I have been observing that
transformers quite often generates different qualitative outcomes on different hardware, despite using the same seed and the same configuration.
Shouldn’t it be the case that identical code with a fixed seed and identical configuration (batch_size, etc.) should produce identical results no matter the hardware?
For example here, @sshleifer gets a bleu score of 27.65 on his PR branch, whereas I get 27.84. The only difference is hardware.
Another example, we have been battling at finding hparams that will make CI happy with
pl_glue_run.py test - I was getting acc/f1 of 1.0 on my hardware but CI was getting 0.5, despite multiple attempts to improve it. Two attempts were made (1, 2) but the test is currently still testing acc>0.25, so really we are just testing that the example runs.
I have seen a lot of others examples, these are just 2 recent ones I could easily point to.
Perhaps some of you have practical insights at how this can be improved.
Different GPUs will often have different results in base operations starting at the 6th digit after the comma (from my experience). That may be enough to explain the difference?
Then maybe the number of GPU used/total batch size?
Ah, that’s a great insight, @sgugger - thank you!
I know you mentioned, this is based on your experience, but perhaps you could recommend a good document to read about this?
It should be only on different GPUs, right? i.e. different CPUs won’t have this difference
Batch size is identical.
Indeed, different number of GPUs would make such an impact - but it should be easy to restrict to, say, one for comparison purposes.

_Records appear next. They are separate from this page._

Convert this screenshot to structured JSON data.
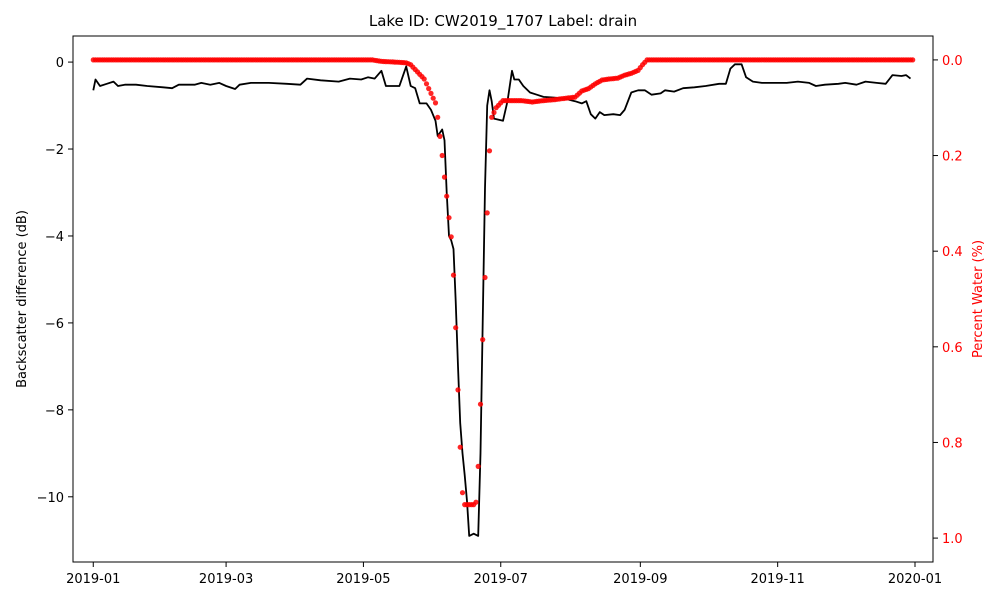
{
  "chart_data": {
    "type": "line",
    "title": "Lake ID: CW2019_1707 Label: drain",
    "xlabel": "",
    "ylabel": "Backscatter difference (dB)",
    "ylabel_right": "Percent Water (%)",
    "xlim": [
      "2018-12-23",
      "2020-01-09"
    ],
    "ylim": [
      -11.5,
      0.6
    ],
    "ylim_right": [
      1.05,
      -0.05
    ],
    "x_ticks": [
      "2019-01",
      "2019-03",
      "2019-05",
      "2019-07",
      "2019-09",
      "2019-11",
      "2020-01"
    ],
    "y_ticks": [
      0,
      -2,
      -4,
      -6,
      -8,
      -10
    ],
    "y_ticks_right": [
      0.0,
      0.2,
      0.4,
      0.6,
      0.8,
      1.0
    ],
    "grid": false,
    "colors": {
      "backscatter": "#000000",
      "water": "#ff0000"
    },
    "series": [
      {
        "name": "",
        "kind": "line",
        "axis": "left",
        "color": "#000000",
        "points": [
          [
            "2019-01-01",
            -0.65
          ],
          [
            "2019-01-02",
            -0.4
          ],
          [
            "2019-01-04",
            -0.55
          ],
          [
            "2019-01-07",
            -0.5
          ],
          [
            "2019-01-10",
            -0.45
          ],
          [
            "2019-01-12",
            -0.55
          ],
          [
            "2019-01-15",
            -0.52
          ],
          [
            "2019-01-20",
            -0.52
          ],
          [
            "2019-01-25",
            -0.55
          ],
          [
            "2019-02-01",
            -0.58
          ],
          [
            "2019-02-05",
            -0.6
          ],
          [
            "2019-02-08",
            -0.52
          ],
          [
            "2019-02-15",
            -0.52
          ],
          [
            "2019-02-18",
            -0.48
          ],
          [
            "2019-02-22",
            -0.52
          ],
          [
            "2019-02-26",
            -0.48
          ],
          [
            "2019-03-01",
            -0.55
          ],
          [
            "2019-03-05",
            -0.62
          ],
          [
            "2019-03-07",
            -0.52
          ],
          [
            "2019-03-12",
            -0.48
          ],
          [
            "2019-03-20",
            -0.48
          ],
          [
            "2019-03-28",
            -0.5
          ],
          [
            "2019-04-03",
            -0.52
          ],
          [
            "2019-04-06",
            -0.38
          ],
          [
            "2019-04-12",
            -0.42
          ],
          [
            "2019-04-20",
            -0.45
          ],
          [
            "2019-04-25",
            -0.38
          ],
          [
            "2019-04-30",
            -0.4
          ],
          [
            "2019-05-03",
            -0.35
          ],
          [
            "2019-05-06",
            -0.38
          ],
          [
            "2019-05-09",
            -0.2
          ],
          [
            "2019-05-11",
            -0.55
          ],
          [
            "2019-05-14",
            -0.55
          ],
          [
            "2019-05-17",
            -0.55
          ],
          [
            "2019-05-20",
            -0.1
          ],
          [
            "2019-05-22",
            -0.55
          ],
          [
            "2019-05-24",
            -0.6
          ],
          [
            "2019-05-26",
            -0.95
          ],
          [
            "2019-05-29",
            -0.95
          ],
          [
            "2019-05-31",
            -1.1
          ],
          [
            "2019-06-02",
            -1.35
          ],
          [
            "2019-06-03",
            -1.7
          ],
          [
            "2019-06-05",
            -1.55
          ],
          [
            "2019-06-06",
            -1.8
          ],
          [
            "2019-06-07",
            -3.0
          ],
          [
            "2019-06-08",
            -4.0
          ],
          [
            "2019-06-09",
            -4.1
          ],
          [
            "2019-06-10",
            -4.3
          ],
          [
            "2019-06-11",
            -5.5
          ],
          [
            "2019-06-12",
            -7.0
          ],
          [
            "2019-06-13",
            -8.3
          ],
          [
            "2019-06-14",
            -9.0
          ],
          [
            "2019-06-15",
            -9.5
          ],
          [
            "2019-06-16",
            -10.1
          ],
          [
            "2019-06-17",
            -10.9
          ],
          [
            "2019-06-19",
            -10.85
          ],
          [
            "2019-06-21",
            -10.9
          ],
          [
            "2019-06-22",
            -9.0
          ],
          [
            "2019-06-23",
            -6.0
          ],
          [
            "2019-06-24",
            -2.9
          ],
          [
            "2019-06-25",
            -1.0
          ],
          [
            "2019-06-26",
            -0.65
          ],
          [
            "2019-06-27",
            -0.9
          ],
          [
            "2019-06-28",
            -1.3
          ],
          [
            "2019-07-02",
            -1.35
          ],
          [
            "2019-07-04",
            -0.9
          ],
          [
            "2019-07-06",
            -0.2
          ],
          [
            "2019-07-07",
            -0.4
          ],
          [
            "2019-07-09",
            -0.4
          ],
          [
            "2019-07-11",
            -0.55
          ],
          [
            "2019-07-14",
            -0.7
          ],
          [
            "2019-07-17",
            -0.75
          ],
          [
            "2019-07-20",
            -0.8
          ],
          [
            "2019-07-25",
            -0.82
          ],
          [
            "2019-07-30",
            -0.85
          ],
          [
            "2019-08-03",
            -0.9
          ],
          [
            "2019-08-06",
            -0.95
          ],
          [
            "2019-08-08",
            -0.9
          ],
          [
            "2019-08-10",
            -1.2
          ],
          [
            "2019-08-12",
            -1.3
          ],
          [
            "2019-08-14",
            -1.15
          ],
          [
            "2019-08-16",
            -1.22
          ],
          [
            "2019-08-20",
            -1.2
          ],
          [
            "2019-08-23",
            -1.22
          ],
          [
            "2019-08-25",
            -1.1
          ],
          [
            "2019-08-28",
            -0.7
          ],
          [
            "2019-08-31",
            -0.65
          ],
          [
            "2019-09-03",
            -0.65
          ],
          [
            "2019-09-06",
            -0.75
          ],
          [
            "2019-09-10",
            -0.72
          ],
          [
            "2019-09-12",
            -0.65
          ],
          [
            "2019-09-16",
            -0.68
          ],
          [
            "2019-09-20",
            -0.6
          ],
          [
            "2019-09-25",
            -0.58
          ],
          [
            "2019-09-30",
            -0.55
          ],
          [
            "2019-10-06",
            -0.5
          ],
          [
            "2019-10-09",
            -0.5
          ],
          [
            "2019-10-11",
            -0.15
          ],
          [
            "2019-10-13",
            -0.05
          ],
          [
            "2019-10-16",
            -0.05
          ],
          [
            "2019-10-18",
            -0.35
          ],
          [
            "2019-10-21",
            -0.45
          ],
          [
            "2019-10-25",
            -0.48
          ],
          [
            "2019-11-01",
            -0.48
          ],
          [
            "2019-11-05",
            -0.48
          ],
          [
            "2019-11-10",
            -0.45
          ],
          [
            "2019-11-15",
            -0.48
          ],
          [
            "2019-11-18",
            -0.55
          ],
          [
            "2019-11-22",
            -0.52
          ],
          [
            "2019-11-28",
            -0.5
          ],
          [
            "2019-12-01",
            -0.48
          ],
          [
            "2019-12-06",
            -0.52
          ],
          [
            "2019-12-10",
            -0.45
          ],
          [
            "2019-12-15",
            -0.48
          ],
          [
            "2019-12-19",
            -0.5
          ],
          [
            "2019-12-22",
            -0.3
          ],
          [
            "2019-12-26",
            -0.32
          ],
          [
            "2019-12-28",
            -0.3
          ],
          [
            "2019-12-30",
            -0.38
          ]
        ]
      },
      {
        "name": "",
        "kind": "scatter",
        "axis": "right",
        "color": "#ff0000",
        "points": [
          [
            "2019-01-01",
            0.0
          ],
          [
            "2019-01-06",
            0.0
          ],
          [
            "2019-01-12",
            0.0
          ],
          [
            "2019-01-18",
            0.0
          ],
          [
            "2019-01-24",
            0.0
          ],
          [
            "2019-01-30",
            0.0
          ],
          [
            "2019-02-05",
            0.0
          ],
          [
            "2019-02-11",
            0.0
          ],
          [
            "2019-02-17",
            0.0
          ],
          [
            "2019-02-23",
            0.0
          ],
          [
            "2019-03-01",
            0.0
          ],
          [
            "2019-03-07",
            0.0
          ],
          [
            "2019-03-13",
            0.0
          ],
          [
            "2019-03-19",
            0.0
          ],
          [
            "2019-03-25",
            0.0
          ],
          [
            "2019-03-31",
            0.0
          ],
          [
            "2019-04-06",
            0.0
          ],
          [
            "2019-04-12",
            0.0
          ],
          [
            "2019-04-18",
            0.0
          ],
          [
            "2019-04-24",
            0.0
          ],
          [
            "2019-04-30",
            0.0
          ],
          [
            "2019-05-05",
            0.0
          ],
          [
            "2019-05-09",
            0.003
          ],
          [
            "2019-05-13",
            0.004
          ],
          [
            "2019-05-17",
            0.005
          ],
          [
            "2019-05-20",
            0.006
          ],
          [
            "2019-05-22",
            0.01
          ],
          [
            "2019-05-24",
            0.02
          ],
          [
            "2019-05-26",
            0.03
          ],
          [
            "2019-05-28",
            0.04
          ],
          [
            "2019-05-29",
            0.05
          ],
          [
            "2019-05-30",
            0.06
          ],
          [
            "2019-05-31",
            0.07
          ],
          [
            "2019-06-01",
            0.08
          ],
          [
            "2019-06-02",
            0.09
          ],
          [
            "2019-06-03",
            0.12
          ],
          [
            "2019-06-04",
            0.16
          ],
          [
            "2019-06-05",
            0.2
          ],
          [
            "2019-06-06",
            0.245
          ],
          [
            "2019-06-07",
            0.285
          ],
          [
            "2019-06-08",
            0.33
          ],
          [
            "2019-06-09",
            0.37
          ],
          [
            "2019-06-10",
            0.45
          ],
          [
            "2019-06-11",
            0.56
          ],
          [
            "2019-06-12",
            0.69
          ],
          [
            "2019-06-13",
            0.81
          ],
          [
            "2019-06-14",
            0.905
          ],
          [
            "2019-06-15",
            0.93
          ],
          [
            "2019-06-16",
            0.93
          ],
          [
            "2019-06-17",
            0.93
          ],
          [
            "2019-06-18",
            0.93
          ],
          [
            "2019-06-19",
            0.93
          ],
          [
            "2019-06-20",
            0.925
          ],
          [
            "2019-06-21",
            0.85
          ],
          [
            "2019-06-22",
            0.72
          ],
          [
            "2019-06-23",
            0.585
          ],
          [
            "2019-06-24",
            0.455
          ],
          [
            "2019-06-25",
            0.32
          ],
          [
            "2019-06-26",
            0.19
          ],
          [
            "2019-06-27",
            0.12
          ],
          [
            "2019-06-28",
            0.11
          ],
          [
            "2019-06-29",
            0.1
          ],
          [
            "2019-06-30",
            0.095
          ],
          [
            "2019-07-01",
            0.09
          ],
          [
            "2019-07-02",
            0.085
          ],
          [
            "2019-07-05",
            0.085
          ],
          [
            "2019-07-10",
            0.085
          ],
          [
            "2019-07-15",
            0.088
          ],
          [
            "2019-07-20",
            0.085
          ],
          [
            "2019-07-25",
            0.083
          ],
          [
            "2019-07-30",
            0.08
          ],
          [
            "2019-08-03",
            0.078
          ],
          [
            "2019-08-06",
            0.065
          ],
          [
            "2019-08-09",
            0.06
          ],
          [
            "2019-08-12",
            0.05
          ],
          [
            "2019-08-15",
            0.042
          ],
          [
            "2019-08-18",
            0.04
          ],
          [
            "2019-08-22",
            0.038
          ],
          [
            "2019-08-25",
            0.032
          ],
          [
            "2019-08-28",
            0.028
          ],
          [
            "2019-08-31",
            0.022
          ],
          [
            "2019-09-02",
            0.01
          ],
          [
            "2019-09-04",
            0.0
          ],
          [
            "2019-09-10",
            0.0
          ],
          [
            "2019-09-16",
            0.0
          ],
          [
            "2019-09-22",
            0.0
          ],
          [
            "2019-09-28",
            0.0
          ],
          [
            "2019-10-04",
            0.0
          ],
          [
            "2019-10-10",
            0.0
          ],
          [
            "2019-10-16",
            0.0
          ],
          [
            "2019-10-22",
            0.0
          ],
          [
            "2019-10-28",
            0.0
          ],
          [
            "2019-11-03",
            0.0
          ],
          [
            "2019-11-09",
            0.0
          ],
          [
            "2019-11-15",
            0.0
          ],
          [
            "2019-11-21",
            0.0
          ],
          [
            "2019-11-27",
            0.0
          ],
          [
            "2019-12-03",
            0.0
          ],
          [
            "2019-12-09",
            0.0
          ],
          [
            "2019-12-15",
            0.0
          ],
          [
            "2019-12-21",
            0.0
          ],
          [
            "2019-12-27",
            0.0
          ],
          [
            "2019-12-31",
            0.0
          ]
        ]
      }
    ]
  }
}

The intention is to try and replicate the CI environment, with purchasing an identical GPU, so that the test results shown locally would be also the same on CI.
Note sure what setup of GPU the CI uses, maybe @sshleifer knows (for the slow tests only, normal tests don’t use any GPU). I know I got different results from the examples in the doc for instance (with the TensorFlow outputs that have lots of digits shown) but I don’t have any document in mind, it’s just from personal experience.
github actions slow ci uses a v100 that we rent from aws. I even know how to ssh into it!